At the end of the course having followed the (response) lectures and the practical study assignments (obligatory) including Versatest, the student is able to:
- understand the basic principles of development and organogenesis in the various animal models including the differentiation of the nervous system, the cardio-vascular system, digestive system and the urogenital system.
- recognize and name parts of developing different organ systems.
- to set a timing in the consecutive embryonic and fetal developmental stages and recognize the different organ systems in random transversal, sagittal and horizontal sections of the mouse embryo in the different phases of development.
- indicate how embryonic appendices will be formed, including the molecules and concepts involved.
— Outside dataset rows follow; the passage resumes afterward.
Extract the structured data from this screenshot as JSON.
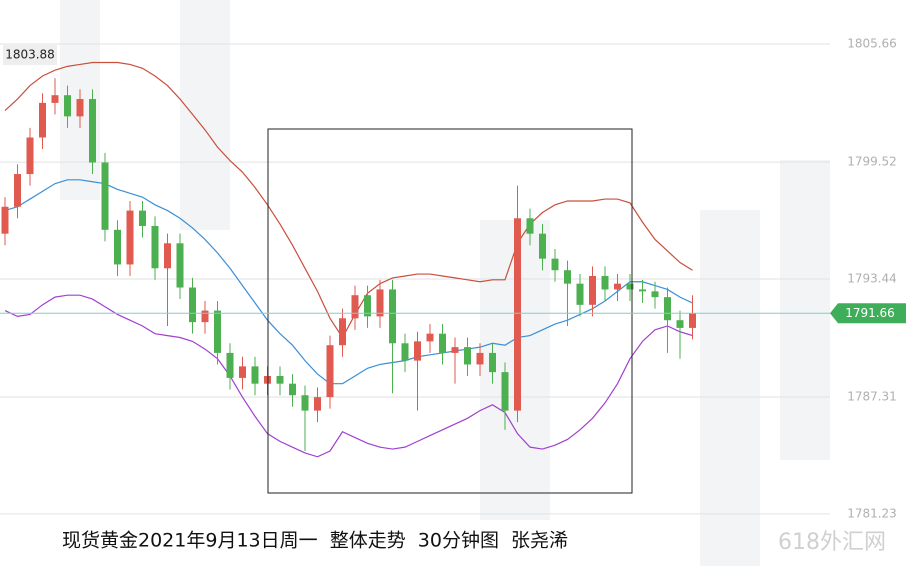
{
  "chart_data": {
    "type": "candlestick",
    "caption": "现货黄金2021年9月13日周一  整体走势  30分钟图  张尧浠",
    "watermark": "618外汇网",
    "high_label": 1803.88,
    "last_price": 1791.66,
    "ylim": [
      1778.52,
      1807.95
    ],
    "yticks": [
      1781.23,
      1787.31,
      1793.44,
      1799.52,
      1805.66
    ],
    "up_color": "#e05a50",
    "down_color": "#4caf50",
    "open": [
      1795.8,
      1797.2,
      1798.9,
      1800.8,
      1802.6,
      1803.0,
      1801.9,
      1802.8,
      1799.5,
      1796.0,
      1794.2,
      1797.0,
      1796.2,
      1794.0,
      1795.3,
      1793.0,
      1791.2,
      1791.8,
      1789.6,
      1788.3,
      1788.9,
      1788.0,
      1788.4,
      1788.0,
      1787.4,
      1786.6,
      1787.3,
      1790.0,
      1791.4,
      1792.6,
      1791.5,
      1792.9,
      1790.1,
      1789.2,
      1790.2,
      1790.6,
      1789.6,
      1789.9,
      1789.0,
      1789.6,
      1788.6,
      1786.6,
      1796.6,
      1795.8,
      1794.5,
      1793.9,
      1793.2,
      1792.1,
      1793.6,
      1792.9,
      1793.2,
      1792.9,
      1792.8,
      1792.5,
      1791.3,
      1790.9
    ],
    "high": [
      1797.7,
      1799.4,
      1801.3,
      1803.1,
      1803.88,
      1803.5,
      1803.3,
      1803.3,
      1800.0,
      1796.5,
      1797.5,
      1797.5,
      1796.7,
      1795.8,
      1795.8,
      1793.5,
      1792.3,
      1792.3,
      1790.1,
      1789.4,
      1789.4,
      1788.9,
      1788.9,
      1788.5,
      1787.9,
      1787.8,
      1790.5,
      1791.9,
      1793.1,
      1793.1,
      1793.4,
      1793.4,
      1790.6,
      1790.7,
      1791.1,
      1791.1,
      1790.4,
      1790.4,
      1790.1,
      1790.1,
      1789.1,
      1798.3,
      1797.1,
      1796.3,
      1795.0,
      1794.4,
      1793.7,
      1794.1,
      1794.1,
      1793.7,
      1793.7,
      1793.4,
      1793.3,
      1793.0,
      1791.8,
      1792.6
    ],
    "low": [
      1795.2,
      1796.6,
      1798.3,
      1800.2,
      1802.0,
      1801.3,
      1801.3,
      1798.9,
      1795.4,
      1793.6,
      1793.6,
      1795.6,
      1793.4,
      1791.0,
      1792.4,
      1790.6,
      1790.6,
      1789.0,
      1787.7,
      1787.7,
      1787.4,
      1787.4,
      1787.4,
      1786.8,
      1784.5,
      1786.0,
      1786.7,
      1789.4,
      1790.8,
      1790.9,
      1790.9,
      1787.5,
      1788.6,
      1786.6,
      1789.6,
      1789.0,
      1788.0,
      1788.4,
      1788.4,
      1788.0,
      1785.6,
      1786.0,
      1795.2,
      1793.9,
      1793.3,
      1791.0,
      1791.5,
      1791.5,
      1792.3,
      1792.3,
      1792.3,
      1792.2,
      1791.9,
      1789.6,
      1789.3,
      1790.3
    ],
    "close": [
      1797.2,
      1798.9,
      1800.8,
      1802.6,
      1803.0,
      1801.9,
      1802.8,
      1799.5,
      1796.0,
      1794.2,
      1797.0,
      1796.2,
      1794.0,
      1795.3,
      1793.0,
      1791.2,
      1791.8,
      1789.6,
      1788.3,
      1788.9,
      1788.0,
      1788.4,
      1788.0,
      1787.4,
      1786.6,
      1787.3,
      1790.0,
      1791.4,
      1792.6,
      1791.5,
      1792.9,
      1790.1,
      1789.2,
      1790.2,
      1790.6,
      1789.6,
      1789.9,
      1789.0,
      1789.6,
      1788.6,
      1786.6,
      1796.6,
      1795.8,
      1794.5,
      1793.9,
      1793.2,
      1792.1,
      1793.6,
      1792.9,
      1793.2,
      1792.9,
      1792.8,
      1792.5,
      1791.3,
      1790.9,
      1791.66
    ],
    "series": [
      {
        "color": "#c8503c",
        "values": [
          1802.2,
          1802.8,
          1803.5,
          1804.0,
          1804.3,
          1804.5,
          1804.6,
          1804.7,
          1804.7,
          1804.7,
          1804.6,
          1804.4,
          1804.0,
          1803.5,
          1802.8,
          1802.0,
          1801.2,
          1800.3,
          1799.6,
          1799.0,
          1798.2,
          1797.3,
          1796.3,
          1795.2,
          1794.0,
          1792.8,
          1791.4,
          1790.4,
          1791.6,
          1792.7,
          1793.2,
          1793.5,
          1793.6,
          1793.7,
          1793.7,
          1793.6,
          1793.5,
          1793.4,
          1793.3,
          1793.4,
          1793.4,
          1795.3,
          1796.3,
          1796.9,
          1797.3,
          1797.5,
          1797.5,
          1797.5,
          1797.6,
          1797.6,
          1797.4,
          1796.4,
          1795.5,
          1794.9,
          1794.3,
          1793.9
        ]
      },
      {
        "color": "#3a8fd8",
        "values": [
          1797.0,
          1797.2,
          1797.6,
          1798.0,
          1798.4,
          1798.6,
          1798.6,
          1798.5,
          1798.4,
          1798.1,
          1797.9,
          1797.7,
          1797.3,
          1797.0,
          1796.6,
          1796.1,
          1795.5,
          1794.8,
          1794.0,
          1793.1,
          1792.2,
          1791.3,
          1790.6,
          1790.0,
          1789.2,
          1788.5,
          1788.0,
          1788.0,
          1788.4,
          1788.8,
          1789.0,
          1789.1,
          1789.2,
          1789.4,
          1789.5,
          1789.6,
          1789.7,
          1789.8,
          1789.9,
          1790.1,
          1790.0,
          1790.4,
          1790.5,
          1790.8,
          1791.1,
          1791.3,
          1791.6,
          1791.9,
          1792.3,
          1792.8,
          1793.3,
          1793.3,
          1793.1,
          1792.9,
          1792.5,
          1792.2
        ]
      },
      {
        "color": "#a040d0",
        "values": [
          1791.8,
          1791.5,
          1791.6,
          1792.1,
          1792.5,
          1792.6,
          1792.6,
          1792.4,
          1792.0,
          1791.6,
          1791.3,
          1791.0,
          1790.6,
          1790.5,
          1790.4,
          1790.2,
          1789.8,
          1789.3,
          1788.4,
          1787.3,
          1786.3,
          1785.4,
          1785.0,
          1784.7,
          1784.4,
          1784.2,
          1784.5,
          1785.5,
          1785.2,
          1784.9,
          1784.7,
          1784.6,
          1784.7,
          1785.0,
          1785.3,
          1785.6,
          1785.9,
          1786.2,
          1786.6,
          1786.9,
          1786.5,
          1785.4,
          1784.7,
          1784.6,
          1784.8,
          1785.1,
          1785.6,
          1786.2,
          1787.0,
          1788.0,
          1789.3,
          1790.2,
          1790.8,
          1791.0,
          1790.7,
          1790.5
        ]
      }
    ]
  }
}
The development of a fertilized ovum to a multicellular organism is a remarkable triumph of evolution. During the human embryonic development one cell will divide to millions of cells that together will form complex organ systems. In the last century, the descriptive embryology has given us an overview of the formational changes that an organism needs to go through from its existence till its adulthood. In this century, the human embryology encounters an exciting new era as molecular underpinnings of developmental processes are getting clearer.
This course initially deals with the basal aspects of developmental biology such as the development of the major animal models, description of developmental stages and the fundamental molecular processes in development. Later in the course, the lectures will discuss the early embryonic development of human (formation of the three germ layers, neurulation, and organogenesis), the fetus-mother relationship and the molecular-physiological mechanisms that drive the development of an embryo. Animal models and human organogenesis will be studied by live observations accompanied by assignments in which microscopical slides and illustrations are central. A digital learning environment is created to interactively rehearse and test the course material. In the teratological part of the course disorders are discussed that can appear during embryonic and fetal (mal)development. The demonstrations will be held in the Pathological Museum of the UMC St Radboud, where specimens of human embryos can be studied that have a certain form of misdevelopment.